ECLI:NL:HR:2023:798

Hoge Raad

Datum uitspraak
26 mei 2023
Publicatiedatum
25 mei 2023
Zaaknummer
21/01993
Instantie
Hoge Raad
Type
Uitspraak
Rechtsgebied
Bestuursrecht; Belastingrecht
Procedures
  • Cassatie
Vindplaatsen
  • Rechtspraak.nl
AI samenvatting door LexboostAutomatisch gegenereerd

Cassatie tegen uitspraak Gerechtshof Arnhem-Leeuwarden inzake naheffingsaanslag omzetbelasting

In deze zaak heeft de Hoge Raad op 26 mei 2023 uitspraak gedaan in een cassatieprocedure die was ingesteld door de Stichting [X] tegen de Staatssecretaris van Financiën. De zaak betreft een beroep in cassatie tegen een uitspraak van het Gerechtshof Arnhem-Leeuwarden van 23 maart 2021, waarin het hoger beroep van de belanghebbende tegen een eerdere uitspraak van de Rechtbank Gelderland werd behandeld. De Rechtbank Gelderland had in deze zaak een naheffingsaanslag in de omzetbelasting opgelegd aan de Stichting over het tijdvak van 1 oktober 2015 tot en met 31 december 2015, alsook een beschikking inzake belastingrente.

De belanghebbende, vertegenwoordigd door M.W.C. Soltysik, heeft de klacht over de uitspraak van het Hof ingediend. De Staatssecretaris van Financiën, vertegenwoordigd door [P], heeft een verweerschrift ingediend. De Hoge Raad heeft de klacht beoordeeld en geconcludeerd dat deze niet kan leiden tot vernietiging van de uitspraak van het Hof.
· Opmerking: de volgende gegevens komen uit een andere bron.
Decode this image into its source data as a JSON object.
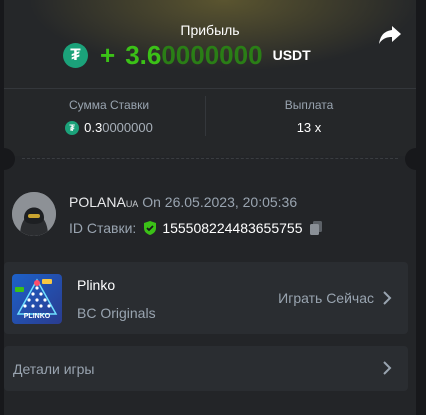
{
  "header": {
    "profit_label": "Прибыль",
    "plus_sign": "+",
    "amount_significant": "3.6",
    "amount_zeros": "0000000",
    "currency": "USDT"
  },
  "stats": {
    "bet_label": "Сумма Ставки",
    "bet_significant": "0.3",
    "bet_zeros": "0000000",
    "payout_label": "Выплата",
    "payout_value": "13 x"
  },
  "user": {
    "name": "POLANA",
    "name_suffix": "UA",
    "on_date": "On 26.05.2023, 20:05:36",
    "bet_id_label": "ID Ставки:",
    "bet_id_value": "155508224483655755"
  },
  "game": {
    "name": "Plinko",
    "provider": "BC Originals",
    "play_label": "Играть Сейчас",
    "thumb_label": "PLINKO"
  },
  "details": {
    "label": "Детали игры"
  },
  "colors": {
    "accent_green": "#3bc117",
    "tether": "#1ba27a",
    "background": "#17181b",
    "card": "#232528"
  },
  "icons": [
    "share-icon",
    "tether-icon",
    "shield-check-icon",
    "copy-icon",
    "chevron-right-icon"
  ]
}
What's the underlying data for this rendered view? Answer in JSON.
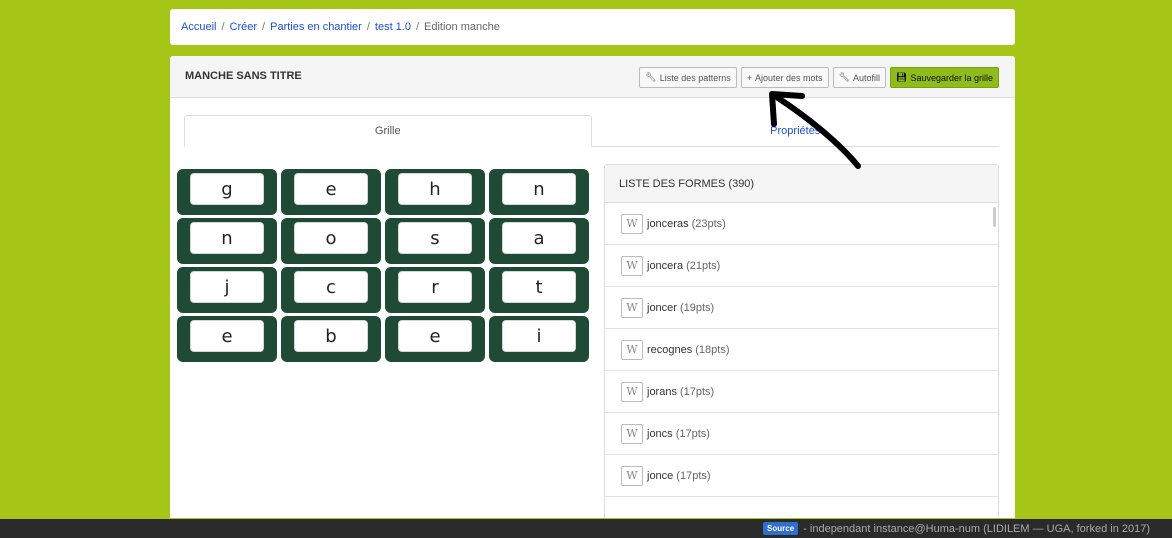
{
  "breadcrumb": {
    "items": [
      "Accueil",
      "Créer",
      "Parties en chantier",
      "test 1.0"
    ],
    "current": "Edition manche",
    "separator": "/"
  },
  "header": {
    "title": "MANCHE SANS TITRE",
    "buttons": {
      "patterns": "Liste des patterns",
      "add_words": "Ajouter des mots",
      "autofill": "Autofill",
      "save": "Sauvegarder la grille"
    }
  },
  "tabs": [
    {
      "label": "Grille",
      "active": true
    },
    {
      "label": "Propriétés",
      "active": false
    }
  ],
  "grid": {
    "letters": [
      [
        "g",
        "e",
        "h",
        "n"
      ],
      [
        "n",
        "o",
        "s",
        "a"
      ],
      [
        "j",
        "c",
        "r",
        "t"
      ],
      [
        "e",
        "b",
        "e",
        "i"
      ]
    ]
  },
  "forms": {
    "title": "LISTE DES FORMES (390)",
    "wiki_glyph": "W",
    "items": [
      {
        "word": "jonceras",
        "pts": "(23pts)"
      },
      {
        "word": "joncera",
        "pts": "(21pts)"
      },
      {
        "word": "joncer",
        "pts": "(19pts)"
      },
      {
        "word": "recognes",
        "pts": "(18pts)"
      },
      {
        "word": "jorans",
        "pts": "(17pts)"
      },
      {
        "word": "joncs",
        "pts": "(17pts)"
      },
      {
        "word": "jonce",
        "pts": "(17pts)"
      }
    ]
  },
  "footer": {
    "source_badge": "Source",
    "text": "- independant instance@Huma-num (LIDILEM — UGA, forked in 2017)"
  },
  "colors": {
    "background": "#a6c617",
    "tile": "#1f4a35",
    "link": "#1d4fd8",
    "save_button": "#8fbc1a",
    "footer": "#2a2a2a"
  },
  "icons": {
    "patterns": "magic-wand-icon",
    "add_words": "plus-icon",
    "autofill": "magic-wand-icon",
    "save": "floppy-disk-icon",
    "wiki": "wikipedia-icon",
    "annotation": "arrow-icon"
  }
}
De Hoge Raad heeft daarbij aangegeven dat het niet nodig was om te motiveren waarom tot dit oordeel is gekomen, aangezien de beoordeling van de klacht niet vereist dat er antwoorden worden gegeven op vragen die van belang zijn voor de eenheid of de ontwikkeling van het recht, zoals vermeld in artikel 81, lid 1, van de Wet op de rechterlijke organisatie.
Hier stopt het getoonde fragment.